Back in January, Ma even told President Donald Trump that within five years Alibaba could create 1 million US jobs for small businesses that sell goods to Chinese consumers.
While that’s a lofty goal, the undergoing transformation in the world’s second largest economy is real: consumption has become China’s growth engine.
From made in China to sold in China
China has historically been known as a factory for the world that manufactures and exports low value-goods. During his campaign for president, Donald Trump seized on this reputation to attack China for supposedly stealing US manufacturing jobs that he promised to bring back.
But China has lost manufacturing jobs, too. Just as US companies have moved jobs to cheaper locales, Chinese manufacturers have relocated factories to Southeast Asia to take advantage of cheaper labor and land.
One Chinese company, Weihong Footwear Industrial, a supplier for Nike and Adidas, first established a factory in Vietnam in 2013, and now plans to move several more factories there, the Wall Street Journal reported last year. Meanwhile, Stella International, which makes shoes for Michael Kors, shuttered a Chinese factory last year and sent production to Indonesia and Vietnam, The New York Times reported.
The loss of manufacturing jobs marks a profound change in China, since manufacturing has driven the country’s economic growth for the last 20 years. To deal with the change, the Chinese government has been intentionally cultivating its domestic demand to reduce reliance on investment and exports.

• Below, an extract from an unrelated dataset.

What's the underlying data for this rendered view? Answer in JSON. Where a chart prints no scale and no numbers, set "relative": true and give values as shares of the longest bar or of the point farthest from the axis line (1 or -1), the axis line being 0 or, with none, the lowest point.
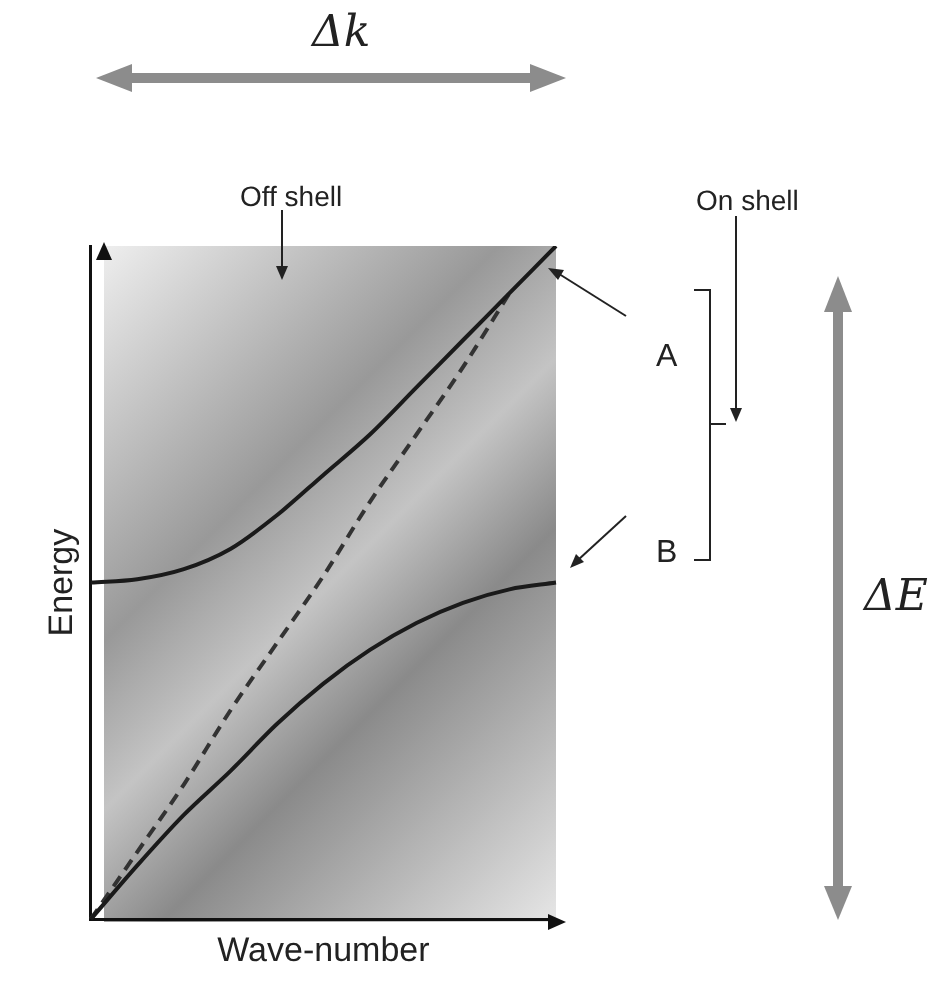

Since 2014, consumption has become the main driver of China’s economic growth. Last year, consumption contributed 64.6% to China’s GDP growth, up from 50% in 2013. Exports dragged the growth down by 6.8%, according to National Bureau of Statistics. A report from Boston Consulting points out the incremental growth in China’s consumption over the next five years will roughly equal a market 1.3 times larger than that of today’s Germany.
China’s spike in consumption and slowing manufacturing means the country needs more products from overseas. In fact, the government expects to import goods worth $8 trillion US dollars by 2020, China’s Ministry of Commerce said in May. “It will bring immense business opportunities for companies in the United States to further balance bilateral trade,” the Ministry of Commerce report stated.